Он легонько стукнул бокалом о мой.

Вино было холодное, душистое и прозрачное. И, глотнув, я почувствовала, как веселый жар согревает мне грудь.

— Вадим Андреевич, хотите я вам открою одну тайну?

— Ну-ка.

— Мне очень посчастливилось в ту ночь.

— В какую такую ночь?

— Тасю провожали, помните? Тогда еще... я поняла... без вас у меня не будет жизни.

— А я хочу, чтобы у тебя была жизнь. Я хочу, чтобы у тебя была очень хорошая жизнь, Марина.

Он налил мне вина.

— Пьем за «ни о чем не думать сегодня», — сказала я. — Ни о чем!

У меня приятно кружилась голова.

Он взглянул на меня. Улыбнулся:

— Я ни о чем не буду думать, даже о том, что на свете есть завтра.

— Пожалуйста.

* * *

Прохлада и тишина сходили на лес. Мы сидели у самой кромки озера, отражаясь в воде, глядели на оранжевое солнце, садившееся за лесом, на сосенки у озера; от них шел крепкий аромат хвои, и Вадим Андреевич говорил: «До чего же пахнут! Кажется, что этот запах чувствуешь на вкус и на ощупь, честное слово... А тишина-то! Если прислушаться — услышишь даже собственные мысли...»

И я сижу с ним рядом, и слушаю, и на душе у меня тихо-тихо, и хочется жить. Долго-долго, и никогда не расставаться. Ну, а что если... придется расстаться? Нет. Никогда. Не надо думать. Ни о чем!

День шел к концу.

...Вышли на дорогу. Мягко краснел меж ветвями сосен и кленов закат, и в синеве неба картинно рисовались зеленые вершины деревьев. Совсем бледная луна низко стояла над лесом и, казалось, пристально смотрела на нас. Подул ветерок и зашумел высоко в листве.

* * *

Я шагаю в ногу с Вадимом Андреевичем и время от времени, подняв лицо, смотрю снизу вверх на него, и на душе у меня праздник, — такой праздник, какого никогда еще не было.

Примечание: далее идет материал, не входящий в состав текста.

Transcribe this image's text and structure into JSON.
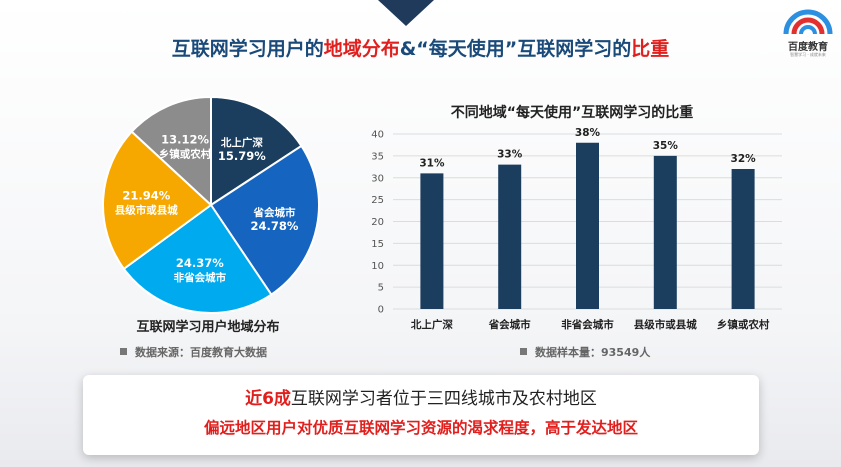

Вернулись в Париж и прямо с вокзала поехали на Дёз авеню ужинать. По дороге Вадим Андреевич купил лангустов и роскошную коробку глазированных каштанов, и мы пили чай, и ели лангусты, и спаржу, и салат, и допивали шабли, и Вадим Андреевич тихо рассказывал, и, рассказывая, всё придвигал ко мне раскрытую коробку и глазами показывал на аппетитно поблескивающие коричневой глазурью каштаны.

Мне всегда нравилось у Вадима Андреевича, но в то вечер комната с низко нависшим мансардным потолком и кретоновыми занавесками на окнах и стопками книг на камине, комната под самой крышей древнего отеля в древней парижской улочке де Дёз авеню, была самой комфортабельной и прекрасной из всех комнат на свете!

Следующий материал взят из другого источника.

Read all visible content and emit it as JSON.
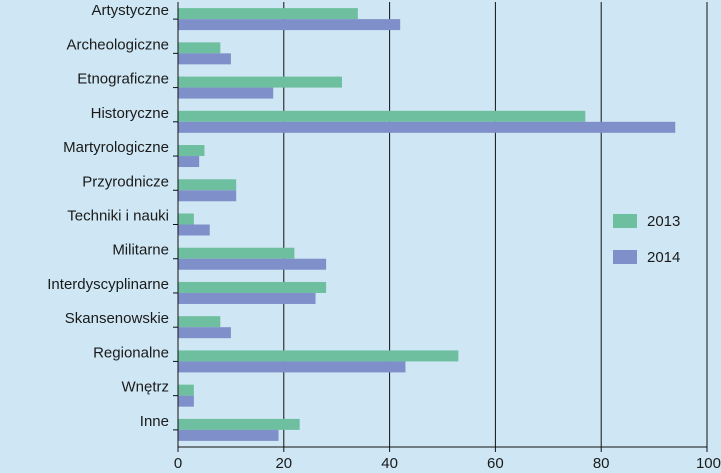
{
  "chart_data": {
    "type": "bar",
    "orientation": "horizontal",
    "categories": [
      "Artystyczne",
      "Archeologiczne",
      "Etnograficzne",
      "Historyczne",
      "Martyrologiczne",
      "Przyrodnicze",
      "Techniki i nauki",
      "Militarne",
      "Interdyscyplinarne",
      "Skansenowskie",
      "Regionalne",
      "Wnętrz",
      "Inne"
    ],
    "series": [
      {
        "name": "2013",
        "color": "#6dbf9f",
        "values": [
          34,
          8,
          31,
          77,
          5,
          11,
          3,
          22,
          28,
          8,
          53,
          3,
          23
        ]
      },
      {
        "name": "2014",
        "color": "#7f8fc9",
        "values": [
          42,
          10,
          18,
          94,
          4,
          11,
          6,
          28,
          26,
          10,
          43,
          3,
          19
        ]
      }
    ],
    "xlim": [
      0,
      100
    ],
    "xticks": [
      0,
      20,
      40,
      60,
      80,
      100
    ],
    "title": "",
    "xlabel": "",
    "ylabel": "",
    "grid": "vertical",
    "legend_position": "right",
    "background": "#cfe7f4"
  }
}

Как-то само собой получилось, что Вадим Андреевич заговорил о своем, о минувшем. Он говорил мне о своей матери, рассказывал, как они с сестрой Катериной скрывали от нее смерть брата Андрея, который погиб в боях с врангелевцами, и как мать все-таки узнала, и какое большое это было горе, и как потом он, ее Вадя, вместо университета пошел в армию, и тоже — в Красную, и о гибели сестры Катерины, и потом о смерти матери. Рассказывал о самом сокровенном, о друзьях, которые в Москве, — с тщетно скрываемой болью, и конечно же — о Феде! О Феде я уже знала. Я знала, что Федя — это его юность, его первые семнадцать лет жизни. Всю гражданскую войну — с Федей бок о бок, в одном строю. Разговор о Феде всегда — с грустью. Наверно, так все люди — говорят и думают о минувшей юности с грустью.

Я слушала Вадима Андреевича, и с какой-то несмелой радостью говорила ему «ты» и называла «Вадим», и была счастлива причастностью к его семье, к местам, где протекала его юность, казавшаяся мне прекрасной и трогательной и необычайно интересной.

Мне нравились его первые семнадцать лет — вторых тогда еще не было, — и нравился Федя, я уже любила его, этого Федю, и любила все то, что любили и чем жили они с Федей тогда, в Москве, в свои первые семнадцать лет: МХАТ и Чехова, и лирику Александра Блока, всевластного божества их юности, и могучего Толстого Льва, и французских импрессионистов, и русских передвижников, и Москву, и Арбат, — таинственный Арбат с его переулками, названия которых запомнить просто немыслимо. Любила. Вопреки тому, что мои представления о Москве и таинственном в ней Арбате, как и познания мои в искусстве и литературе, а уж особенно русской, были очень и очень...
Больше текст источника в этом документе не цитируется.